Por esta rebelión Dios amenazó destruir al pueblo de Israel de una manera completa; sin embargo Moisés tomo esta amenaza para interceder por los hijos de Israel (Num 14:11-19). Dios a cambio de guardar el pueblo de Israel, les dijo “ninguno de los que me despreciaron la verá jamás” y por 40 años hasta que murió el último en el desierto no fue posible el paso del Jordán a la tierra prometida.
Una de las acciones que más desata la ira de Dios es que después de liberarnos, de mostrarnos sus maravillas, de alimentarnos en el desierto, de darnos lo justo, de protegernos de día y de noche, le respondamos adorando a otros dioses.
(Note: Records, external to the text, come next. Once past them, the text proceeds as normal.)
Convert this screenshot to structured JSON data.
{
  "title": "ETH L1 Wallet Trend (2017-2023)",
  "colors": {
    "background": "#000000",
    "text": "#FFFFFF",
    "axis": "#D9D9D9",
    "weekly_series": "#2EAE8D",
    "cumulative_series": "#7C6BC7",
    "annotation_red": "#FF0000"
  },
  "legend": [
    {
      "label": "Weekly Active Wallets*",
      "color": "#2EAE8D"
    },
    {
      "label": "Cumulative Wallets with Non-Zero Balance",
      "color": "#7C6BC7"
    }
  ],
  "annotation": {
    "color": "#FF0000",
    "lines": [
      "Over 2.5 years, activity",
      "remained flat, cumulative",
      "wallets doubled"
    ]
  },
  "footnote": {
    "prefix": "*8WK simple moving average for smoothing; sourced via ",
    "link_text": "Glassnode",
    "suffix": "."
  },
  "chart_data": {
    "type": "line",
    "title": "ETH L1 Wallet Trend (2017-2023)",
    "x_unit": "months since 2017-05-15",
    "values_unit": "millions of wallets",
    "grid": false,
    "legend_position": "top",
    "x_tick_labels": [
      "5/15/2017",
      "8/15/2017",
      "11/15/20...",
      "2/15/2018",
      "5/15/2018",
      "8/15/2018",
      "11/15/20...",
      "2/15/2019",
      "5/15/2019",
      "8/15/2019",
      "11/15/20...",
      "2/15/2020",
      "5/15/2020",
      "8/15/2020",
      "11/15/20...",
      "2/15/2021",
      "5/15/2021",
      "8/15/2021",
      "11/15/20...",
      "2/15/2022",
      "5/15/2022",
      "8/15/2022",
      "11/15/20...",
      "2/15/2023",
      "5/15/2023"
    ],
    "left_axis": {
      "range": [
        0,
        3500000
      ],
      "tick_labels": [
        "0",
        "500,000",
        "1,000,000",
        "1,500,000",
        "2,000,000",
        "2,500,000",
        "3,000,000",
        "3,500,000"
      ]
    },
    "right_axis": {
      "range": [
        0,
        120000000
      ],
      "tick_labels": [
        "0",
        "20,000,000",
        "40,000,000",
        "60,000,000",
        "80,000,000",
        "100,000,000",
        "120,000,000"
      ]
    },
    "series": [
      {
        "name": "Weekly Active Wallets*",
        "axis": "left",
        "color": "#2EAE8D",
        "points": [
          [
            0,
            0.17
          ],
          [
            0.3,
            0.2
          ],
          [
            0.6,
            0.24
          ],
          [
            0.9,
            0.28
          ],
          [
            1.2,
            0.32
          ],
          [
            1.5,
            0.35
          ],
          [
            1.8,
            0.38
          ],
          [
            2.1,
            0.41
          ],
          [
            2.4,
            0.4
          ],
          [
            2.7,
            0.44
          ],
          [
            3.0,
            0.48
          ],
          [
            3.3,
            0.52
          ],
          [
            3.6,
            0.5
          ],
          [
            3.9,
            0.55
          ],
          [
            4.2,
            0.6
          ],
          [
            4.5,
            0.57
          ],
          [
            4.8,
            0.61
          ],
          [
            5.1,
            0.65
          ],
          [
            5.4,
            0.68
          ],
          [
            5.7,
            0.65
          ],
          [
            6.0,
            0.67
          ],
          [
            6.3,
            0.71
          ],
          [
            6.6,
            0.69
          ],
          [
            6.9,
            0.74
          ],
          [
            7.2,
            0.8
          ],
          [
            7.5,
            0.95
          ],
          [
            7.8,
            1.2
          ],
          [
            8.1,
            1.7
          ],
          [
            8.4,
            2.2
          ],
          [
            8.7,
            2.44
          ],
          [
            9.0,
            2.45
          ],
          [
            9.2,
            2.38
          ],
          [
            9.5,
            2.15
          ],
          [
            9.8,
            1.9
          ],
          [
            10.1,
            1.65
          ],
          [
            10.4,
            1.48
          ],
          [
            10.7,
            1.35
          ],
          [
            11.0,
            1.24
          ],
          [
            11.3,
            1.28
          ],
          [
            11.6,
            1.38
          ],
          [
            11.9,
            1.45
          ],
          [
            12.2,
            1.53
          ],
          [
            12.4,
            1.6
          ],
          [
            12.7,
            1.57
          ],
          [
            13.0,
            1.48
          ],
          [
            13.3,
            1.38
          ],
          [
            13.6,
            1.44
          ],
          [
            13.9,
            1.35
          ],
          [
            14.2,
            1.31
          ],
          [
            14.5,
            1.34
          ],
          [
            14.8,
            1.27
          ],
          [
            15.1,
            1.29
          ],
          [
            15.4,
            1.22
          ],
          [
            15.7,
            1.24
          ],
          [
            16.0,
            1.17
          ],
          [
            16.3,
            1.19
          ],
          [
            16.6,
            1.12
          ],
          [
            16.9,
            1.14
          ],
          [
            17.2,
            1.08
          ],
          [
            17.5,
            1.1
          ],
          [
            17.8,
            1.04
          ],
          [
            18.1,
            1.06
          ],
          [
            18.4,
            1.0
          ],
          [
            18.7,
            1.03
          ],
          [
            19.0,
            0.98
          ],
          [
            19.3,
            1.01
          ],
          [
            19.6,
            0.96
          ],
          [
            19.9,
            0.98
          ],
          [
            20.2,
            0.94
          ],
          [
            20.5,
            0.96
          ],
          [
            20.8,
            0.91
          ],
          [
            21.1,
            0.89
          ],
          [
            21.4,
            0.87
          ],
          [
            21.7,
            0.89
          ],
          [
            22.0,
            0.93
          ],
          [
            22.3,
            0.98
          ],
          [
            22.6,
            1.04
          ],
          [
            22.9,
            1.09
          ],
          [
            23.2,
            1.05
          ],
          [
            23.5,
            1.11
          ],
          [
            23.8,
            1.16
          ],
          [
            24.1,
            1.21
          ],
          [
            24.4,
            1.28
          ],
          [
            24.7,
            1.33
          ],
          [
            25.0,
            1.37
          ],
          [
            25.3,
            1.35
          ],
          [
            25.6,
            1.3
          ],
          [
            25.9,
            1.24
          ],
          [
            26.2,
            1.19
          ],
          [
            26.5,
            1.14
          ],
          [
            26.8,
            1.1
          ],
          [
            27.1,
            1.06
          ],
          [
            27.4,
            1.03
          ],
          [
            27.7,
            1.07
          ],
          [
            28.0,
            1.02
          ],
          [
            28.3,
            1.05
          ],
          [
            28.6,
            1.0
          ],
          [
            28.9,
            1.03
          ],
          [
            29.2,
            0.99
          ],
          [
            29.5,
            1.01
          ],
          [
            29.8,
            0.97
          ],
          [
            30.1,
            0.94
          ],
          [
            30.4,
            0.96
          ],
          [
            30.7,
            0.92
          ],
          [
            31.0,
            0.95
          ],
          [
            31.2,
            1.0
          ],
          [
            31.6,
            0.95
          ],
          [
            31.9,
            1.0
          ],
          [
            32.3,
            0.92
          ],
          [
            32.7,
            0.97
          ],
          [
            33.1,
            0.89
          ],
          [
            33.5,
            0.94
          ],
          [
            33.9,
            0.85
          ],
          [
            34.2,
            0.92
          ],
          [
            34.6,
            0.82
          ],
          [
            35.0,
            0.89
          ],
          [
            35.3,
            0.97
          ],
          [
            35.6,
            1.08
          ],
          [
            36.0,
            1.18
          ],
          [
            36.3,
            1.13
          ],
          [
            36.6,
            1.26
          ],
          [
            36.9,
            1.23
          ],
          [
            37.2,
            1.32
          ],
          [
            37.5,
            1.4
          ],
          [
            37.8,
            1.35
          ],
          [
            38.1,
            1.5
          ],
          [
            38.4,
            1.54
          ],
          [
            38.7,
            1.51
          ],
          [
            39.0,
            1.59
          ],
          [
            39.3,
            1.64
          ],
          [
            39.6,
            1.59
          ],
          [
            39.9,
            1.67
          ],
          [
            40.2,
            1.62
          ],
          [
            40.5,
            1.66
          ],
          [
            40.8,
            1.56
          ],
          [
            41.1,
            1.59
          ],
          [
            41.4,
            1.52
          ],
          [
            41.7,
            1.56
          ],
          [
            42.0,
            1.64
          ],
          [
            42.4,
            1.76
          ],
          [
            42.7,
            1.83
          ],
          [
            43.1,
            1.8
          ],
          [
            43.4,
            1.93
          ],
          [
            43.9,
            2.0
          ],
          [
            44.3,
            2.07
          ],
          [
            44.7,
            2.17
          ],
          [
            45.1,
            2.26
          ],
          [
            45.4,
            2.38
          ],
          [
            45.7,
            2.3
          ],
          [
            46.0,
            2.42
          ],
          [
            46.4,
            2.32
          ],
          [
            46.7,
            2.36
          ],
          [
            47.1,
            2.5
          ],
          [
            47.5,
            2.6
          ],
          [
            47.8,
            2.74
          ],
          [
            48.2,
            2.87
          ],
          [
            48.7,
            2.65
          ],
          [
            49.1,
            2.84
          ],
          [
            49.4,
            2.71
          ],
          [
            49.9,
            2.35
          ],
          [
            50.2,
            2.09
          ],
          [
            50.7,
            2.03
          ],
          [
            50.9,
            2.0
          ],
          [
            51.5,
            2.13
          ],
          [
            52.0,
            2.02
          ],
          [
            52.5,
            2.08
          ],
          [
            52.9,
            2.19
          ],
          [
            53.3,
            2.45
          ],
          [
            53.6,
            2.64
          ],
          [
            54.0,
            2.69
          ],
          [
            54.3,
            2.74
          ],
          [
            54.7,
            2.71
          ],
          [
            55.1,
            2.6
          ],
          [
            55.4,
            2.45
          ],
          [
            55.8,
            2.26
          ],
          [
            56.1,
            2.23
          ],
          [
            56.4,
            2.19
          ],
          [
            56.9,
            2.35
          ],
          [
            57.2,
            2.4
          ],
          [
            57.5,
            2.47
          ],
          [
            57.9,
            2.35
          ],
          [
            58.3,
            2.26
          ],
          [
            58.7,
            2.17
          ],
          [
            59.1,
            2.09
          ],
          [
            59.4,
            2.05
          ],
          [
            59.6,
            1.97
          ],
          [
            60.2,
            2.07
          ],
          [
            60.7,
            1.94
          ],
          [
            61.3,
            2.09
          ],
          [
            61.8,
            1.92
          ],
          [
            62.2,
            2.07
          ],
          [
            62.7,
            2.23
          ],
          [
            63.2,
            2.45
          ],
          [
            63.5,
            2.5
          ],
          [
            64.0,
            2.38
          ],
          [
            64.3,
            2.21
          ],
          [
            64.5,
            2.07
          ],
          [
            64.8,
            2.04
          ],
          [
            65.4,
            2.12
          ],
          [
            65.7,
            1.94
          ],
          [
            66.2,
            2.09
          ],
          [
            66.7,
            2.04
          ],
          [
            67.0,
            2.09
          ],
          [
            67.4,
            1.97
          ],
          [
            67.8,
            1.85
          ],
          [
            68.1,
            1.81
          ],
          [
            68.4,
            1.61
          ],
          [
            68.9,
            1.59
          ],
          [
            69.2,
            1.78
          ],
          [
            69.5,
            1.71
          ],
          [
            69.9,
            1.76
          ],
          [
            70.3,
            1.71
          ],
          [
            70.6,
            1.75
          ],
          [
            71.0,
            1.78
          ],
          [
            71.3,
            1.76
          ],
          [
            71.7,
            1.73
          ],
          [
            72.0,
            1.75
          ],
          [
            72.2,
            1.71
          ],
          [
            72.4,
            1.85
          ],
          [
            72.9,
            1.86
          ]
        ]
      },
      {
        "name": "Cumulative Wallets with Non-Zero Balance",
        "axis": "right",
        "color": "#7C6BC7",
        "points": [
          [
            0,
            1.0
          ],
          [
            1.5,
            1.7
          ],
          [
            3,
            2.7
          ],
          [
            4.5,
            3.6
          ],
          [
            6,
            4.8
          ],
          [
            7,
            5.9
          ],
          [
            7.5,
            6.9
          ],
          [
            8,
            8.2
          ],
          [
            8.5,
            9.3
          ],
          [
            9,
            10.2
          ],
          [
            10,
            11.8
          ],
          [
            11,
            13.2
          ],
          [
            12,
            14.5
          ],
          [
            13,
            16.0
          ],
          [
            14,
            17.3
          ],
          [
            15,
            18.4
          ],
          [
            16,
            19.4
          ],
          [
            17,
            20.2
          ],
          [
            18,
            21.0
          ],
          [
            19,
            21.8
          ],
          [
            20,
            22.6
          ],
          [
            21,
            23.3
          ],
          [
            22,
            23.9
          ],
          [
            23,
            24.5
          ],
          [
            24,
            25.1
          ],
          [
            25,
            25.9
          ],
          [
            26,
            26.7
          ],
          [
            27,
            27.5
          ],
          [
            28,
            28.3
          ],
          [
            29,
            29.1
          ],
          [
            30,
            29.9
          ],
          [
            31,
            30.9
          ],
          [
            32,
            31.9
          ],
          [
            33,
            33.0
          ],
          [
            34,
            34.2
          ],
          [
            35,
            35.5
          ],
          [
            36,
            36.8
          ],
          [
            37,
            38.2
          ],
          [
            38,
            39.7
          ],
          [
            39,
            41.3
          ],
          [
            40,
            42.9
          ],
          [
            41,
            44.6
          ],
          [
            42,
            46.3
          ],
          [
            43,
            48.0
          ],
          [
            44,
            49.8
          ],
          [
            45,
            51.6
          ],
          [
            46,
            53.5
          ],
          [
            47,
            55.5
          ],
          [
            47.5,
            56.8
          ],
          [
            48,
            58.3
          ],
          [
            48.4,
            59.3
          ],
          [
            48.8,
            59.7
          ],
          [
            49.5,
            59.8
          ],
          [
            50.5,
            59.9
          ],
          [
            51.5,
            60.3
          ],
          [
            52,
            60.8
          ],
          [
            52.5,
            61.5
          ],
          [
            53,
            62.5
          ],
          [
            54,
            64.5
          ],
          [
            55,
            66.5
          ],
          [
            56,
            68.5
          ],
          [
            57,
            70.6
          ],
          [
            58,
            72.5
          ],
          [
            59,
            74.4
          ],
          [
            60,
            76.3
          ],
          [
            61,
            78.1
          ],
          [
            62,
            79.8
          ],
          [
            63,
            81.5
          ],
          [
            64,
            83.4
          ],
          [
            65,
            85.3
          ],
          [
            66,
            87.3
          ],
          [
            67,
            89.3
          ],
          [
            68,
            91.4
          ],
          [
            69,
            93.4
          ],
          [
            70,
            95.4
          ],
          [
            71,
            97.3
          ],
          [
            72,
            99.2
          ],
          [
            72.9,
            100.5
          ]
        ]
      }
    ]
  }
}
Hoy día a lo mejor no le rendimos culto a un becerro de oro, pero seguimos con dioses entronados en nuestras vidas que quitan y le restan atención a nuestro único y verdadero Dios. El Poderoso de Israel, El Eterno, nuestro Abba Kadosh, Adonai. El con su muchos títulos es el único quien merece la atención y nuestro amor porque el es celoso (Det 4:24; Det 5:9; Jos 24:19; Nah 1:2; Hech 22:3; ).